JPMorgan increased its forecast to $300 billion from $225 billion as high-yield issuance in the first quarter reached a record $106 billion, the analysts led by Peter Acciavatti wrote in a March 30 report. The biggest U.S. bank estimates sales will rise as demand increases among retail investors for the debt that’s returned more than twice as much as investment-grade bonds this year.
The Federal Reserve, which has held the benchmark interest rate at zero to 0.25 percent since December 2008, has pledged to keep it near zero through at least late 2014, pushing down borrowing rates and driving investors to higher-yielding assets. Sales of global bonds reached a record $1.17 trillion in the three months ended March 31 as an easing in Europe’s debt crisis has bolstered confidence that default rates will stay below the historical average.

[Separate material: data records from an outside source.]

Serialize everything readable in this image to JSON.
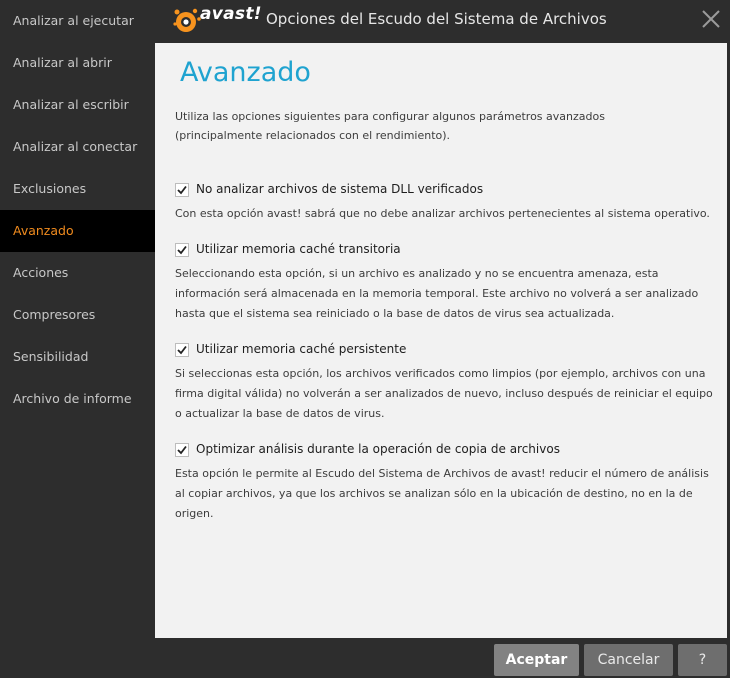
{
  "window": {
    "brand": "avast!",
    "title": "Opciones del Escudo del Sistema de Archivos"
  },
  "sidebar": {
    "items": [
      {
        "label": "Analizar al ejecutar"
      },
      {
        "label": "Analizar al abrir"
      },
      {
        "label": "Analizar al escribir"
      },
      {
        "label": "Analizar al conectar"
      },
      {
        "label": "Exclusiones"
      },
      {
        "label": "Avanzado",
        "active": true
      },
      {
        "label": "Acciones"
      },
      {
        "label": "Compresores"
      },
      {
        "label": "Sensibilidad"
      },
      {
        "label": "Archivo de informe"
      }
    ]
  },
  "main": {
    "heading": "Avanzado",
    "intro": "Utiliza las opciones siguientes para configurar algunos parámetros avanzados (principalmente relacionados con el rendimiento).",
    "options": [
      {
        "checked": true,
        "label": "No analizar archivos de sistema DLL verificados",
        "description": "Con esta opción avast! sabrá que no debe analizar archivos pertenecientes al sistema operativo."
      },
      {
        "checked": true,
        "label": "Utilizar memoria caché transitoria",
        "description": "Seleccionando esta opción, si un archivo es analizado y no se encuentra amenaza, esta información será almacenada en la memoria temporal. Este archivo no volverá a ser analizado hasta que el sistema sea reiniciado o la base de datos de virus sea actualizada."
      },
      {
        "checked": true,
        "label": "Utilizar memoria caché persistente",
        "description": "Si seleccionas esta opción, los archivos verificados como limpios (por ejemplo, archivos con una firma digital válida) no volverán a ser analizados de nuevo, incluso después de reiniciar el equipo o actualizar la base de datos de virus."
      },
      {
        "checked": true,
        "label": "Optimizar análisis durante la operación de copia de archivos",
        "description": "Esta opción le permite al Escudo del Sistema de Archivos de avast! reducir el número de análisis al copiar archivos, ya que los archivos se analizan sólo en la ubicación de destino, no en la de origen."
      }
    ]
  },
  "footer": {
    "accept_label": "Aceptar",
    "cancel_label": "Cancelar",
    "help_label": "?"
  },
  "colors": {
    "accent_orange": "#f08b1e",
    "heading_blue": "#1fa3d0",
    "sidebar_bg": "#2d2d2d",
    "content_bg": "#f2f2f2"
  }
}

“The first quarter has been accompanied by falling market volatility and unusually conducive macro conditions for issuers,” Acciavatti, based in New York, wrote in the report. “The more important takeaway from all of this supply is the continued focus on refinancing bond and loan facilities, which continues to keep net supply within the confines of demand while also serving to anchor medium-term default expectations.”
High-yield bonds have returned 5.15 percent so far this year, according to Bank of America Merrill Lynch index data. Investment-grade bonds have returned 2.44 percent over the same time period, the data show.
Junk bonds are rated below Baa3 by Moody’s Investors Service and under BBB- by Standard & Poor’s.